Bewkes was once again asked about Netflix and whether TW's HBO may license its content to the company's streaming video service.

It makes no sense for CBS to license its shows to NBC, TW hasn't licensed HBO shows to Showtime, "so, [we] don't understand the question," he said in his response that emphasized that content firms don't typically make available their content to competitors.

But he once again lauded Netflix as a really good service with a great interface that has its proper place in the distribution chain. "If it's done right, it can be additive," Bewkes said about media companies' content deal-making with Netflix.

Asked about the relationship between content and technology companies, Moonves emphasized that technology harnessed correctly is content players' friend.

There has traditionally been a push-pull relationship between Hollywood and Silicon Valley, and in the not-so-distant past, some tech players may have even treated content as secondary, he said.

But now Moonves sees a better balance as everyone has realized that no one will watch "crummy" content even if it's available in all sorts of new platforms. "Wireless is worthless if you're hitless," he summarized. "They need us. They need us in the system," he said about tech companies. Moonves added that Yahoo, for example, can't do movies the way Warner Bros. can or create TV shows the way CBS does.

He emphasized once again though that media companies must get paid sufficiently for content distribution by tech companies.

Wiesenthal pointed out that this has been the case in recent Netflix content deals for Mad Men and the like, which he said were struck "for premium prices."

Bewkes echoed that notion."It is clear that the value of professionally produced content is going up and steadily going up," he said.

And the success of hit content gets magnified by technology, he also reaffirmed a comment he had made before.

After all, technology enables more powerful search and distribution opportunities for content. And social networks amplify the value of any hit show and hit movie, Bewkes said.

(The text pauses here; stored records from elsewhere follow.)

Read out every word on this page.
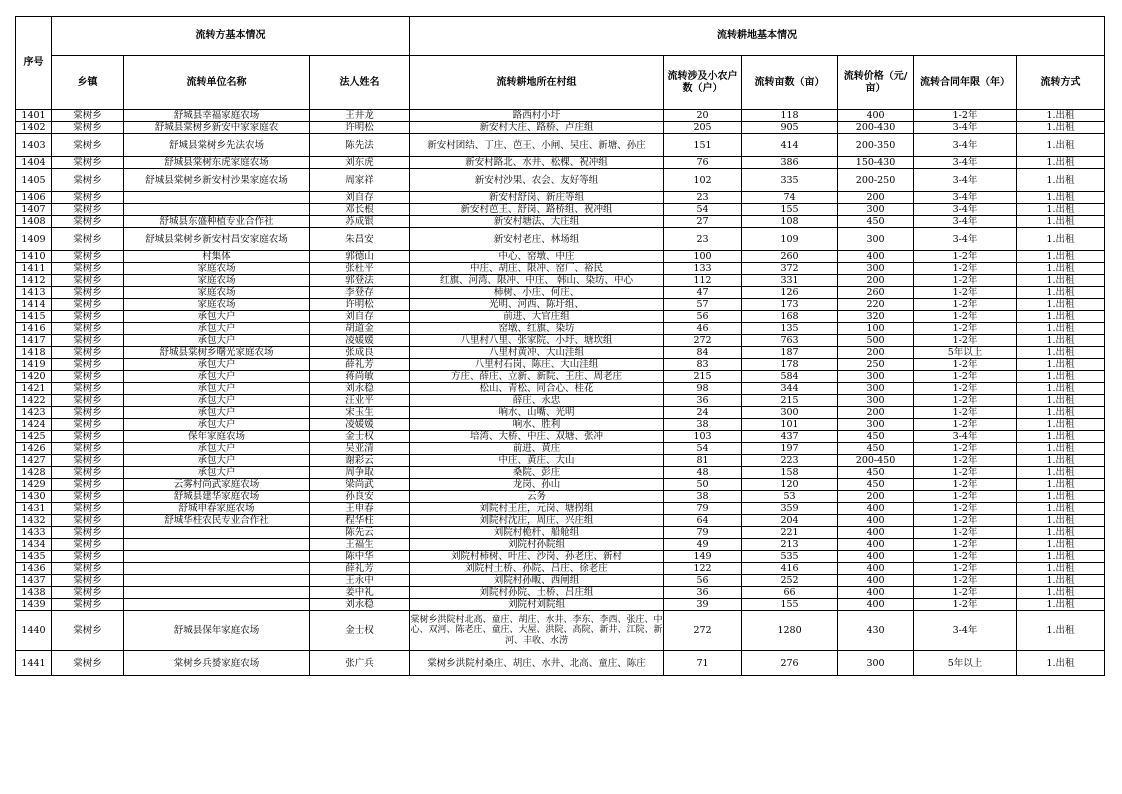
序号	流转方基本情况			流转耕地基本情况					
	乡镇	流转单位名称	法人姓名	流转耕地所在村组	流转涉及小农户数（户）	流转亩数（亩）	流转价格（元/亩）	流转合同年限（年）	流转方式
1401	棠树乡	舒城县幸福家庭农场	王井龙	路西村小圩	20	118	400	1-2年	1.出租
1402	棠树乡	舒城县棠树乡新安中家家庭农	许明松	新安村大庄、路桥、卢庄组	205	905	200-430	3-4年	1.出租
1403	棠树乡	舒城县棠树乡先法农场	陈先法	新安村团结、丁庄、芭王、小闸、吴庄、新塘、孙庄	151	414	200-350	3-4年	1.出租
1404	棠树乡	舒城县棠树东虎家庭农场	刘东虎	新安村路北、水井、松棵、祝冲组	76	386	150-430	3-4年	1.出租
1405	棠树乡	舒城县棠树乡新安村沙果家庭农场	周家祥	新安村沙果、农会、友好等组	102	335	200-250	3-4年	1.出租
1406	棠树乡		刘自存	新安村舒岗、新庄等组	23	74	200	3-4年	1.出租
1407	棠树乡		邓长根	新安村芭王、舒岗、路桥组、祝冲组	54	155	300	3-4年	1.出租
1408	棠树乡	舒城县东盛种植专业合作社	苏成银	新安村塘法、大庄组	27	108	450	3-4年	1.出租
1409	棠树乡	舒城县棠树乡新安村昌安家庭农场	朱昌安	新安村老庄、林场组	23	109	300	3-4年	1.出租
1410	棠树乡	村集体	郭德山	中心、窑墩、中庄	100	260	400	1-2年	1.出租
1411	棠树乡	家庭农场	张杜平	中庄、胡庄、限冲、窑厂、裕民	133	372	300	1-2年	1.出租
1412	棠树乡	家庭农场	郭登法	红旗、河湾、限冲、中庄、 韩山、染坊、中心	112	331	200	1-2年	1.出租
1413	棠树乡	家庭农场	李登存	柿树、小庄、何庄、	47	126	260	1-2年	1.出租
1414	棠树乡	家庭农场	许明松	光明、河西、陈圩组、	57	173	220	1-2年	1.出租
1415	棠树乡	承包大户	刘自存	前进、大官庄组	56	168	320	1-2年	1.出租
1416	棠树乡	承包大户	胡道金	窑墩、红旗、染坊	46	135	100	1-2年	1.出租
1417	棠树乡	承包大户	凌媛媛	八里村八里、张家院、小圩、塘坎组	272	763	500	1-2年	1.出租
1418	棠树乡	舒城县棠树乡曙光家庭农场	张成良	八里村黄冲、大山洼组	84	187	200	5年以上	1.出租
1419	棠树乡	承包大户	薛礼芳	八里村石岗、陈庄、大山洼组	83	178	250	1-2年	1.出租
1420	棠树乡	承包大户	蒋尚敏	方庄、薛庄、立新、新院、王庄、周老庄	215	584	300	1-2年	1.出租
1421	棠树乡	承包大户	刘永稳	松山、青松、同合心、桂花	98	344	300	1-2年	1.出租
1422	棠树乡	承包大户	汪业平	薛庄、永忠	36	215	300	1-2年	1.出租
1423	棠树乡	承包大户	宋玉生	响水、山嘴、光明	24	300	200	1-2年	1.出租
1424	棠树乡	承包大户	凌媛媛	响水、胜利	38	101	300	1-2年	1.出租
1425	棠树乡	保年家庭农场	金士权	培湾、大桥、中庄、双塘、张冲	103	437	450	3-4年	1.出租
1426	棠树乡	承包大户	吴亚清	前进、黄庄	54	197	450	1-2年	1.出租
1427	棠树乡	承包大户	谢彩云	中庄、黄庄、大山	81	223	200-450	1-2年	1.出租
1428	棠树乡	承包大户	周争取	桑院、彭庄	48	158	450	1-2年	1.出租
1429	棠树乡	云雾村尚武家庭农场	梁尚武	龙岗、孙山	50	120	450	1-2年	1.出租
1430	棠树乡	舒城县建华家庭农场	孙良安	云务	38	53	200	1-2年	1.出租
1431	棠树乡	舒城申春家庭农场	王申春	刘院村王庄，元岗、塘拐组	79	359	400	1-2年	1.出租
1432	棠树乡	舒城华柱农民专业合作社	程华柱	刘院村沈庄，周庄、兴庄组	64	204	400	1-2年	1.出租
1433	棠树乡		陈先云	刘院村桅杆、船舱组	79	221	400	1-2年	1.出租
1434	棠树乡		王福生	刘院村孙院组	49	213	400	1-2年	1.出租
1435	棠树乡		陈中华	刘院村柿树、叶庄、沙岗、孙老庄、新村	149	535	400	1-2年	1.出租
1436	棠树乡		薛礼芳	刘院村土桥、孙院、吕庄、徐老庄	122	416	400	1-2年	1.出租
1437	棠树乡		王永中	刘院村孙畈、西闸组	56	252	400	1-2年	1.出租
1438	棠树乡		姜中礼	刘院村孙院、土桥、吕庄组	36	66	400	1-2年	1.出租
1439	棠树乡		刘永稳	刘院村刘院组	39	155	400	1-2年	1.出租
1440	棠树乡	舒城县保年家庭农场	金士权	棠树乡洪院村北高、童庄、胡庄、水井、李东、李西、张庄、中心、双河、陈老庄、童庄、大屋、洪院、高院、新井、江院、新河、丰收、水涝	272	1280	430	3-4年	1.出租
1441	棠树乡	棠树乡兵赟家庭农场	张广兵	棠树乡洪院村桑庄、胡庄、水井、北高、童庄、陈庄	71	276	300	5年以上	1.出租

The industry top executives also agreed that Comcast's recent acquisition of a majority stake in NBCUniversal was a sign of confidence in the outlook for content companies. "It's a bet on content," said Bewkes. And Moonves lauded Comcast for having "foresight" and managing businesses well.

Wiesenthal reiterated that Sony benefits from owning consumer electronics, a commoditized business, and content. Putting joint venture 3D cable network 3net on Sony TV sets at electronics stores, for example, "gives us a real edge over our competition," he said. 

Among the other topics discussed by the mogul panel on Wednesday: piracy, DVRs and their effects on advertisers and media firms, growing retransmission fee payments to broadcasters (Moonves said CBS Corp. is on track to at least hit its retrans revenue target, which may actually turn out to be conservative) and cloud-based content access digital lockers (Wiesenthal said consumers have been moving from a focus on content ownership to access, and "how do you add value to ownership" is a key challenge for music and film companies).

The Jefferies conference was for a business and finance audience. Bewkes and Moonves weren't asked about the future of Two and a Half Men, which airs on CBS and is produced by TW's Warner Bros. TV studio.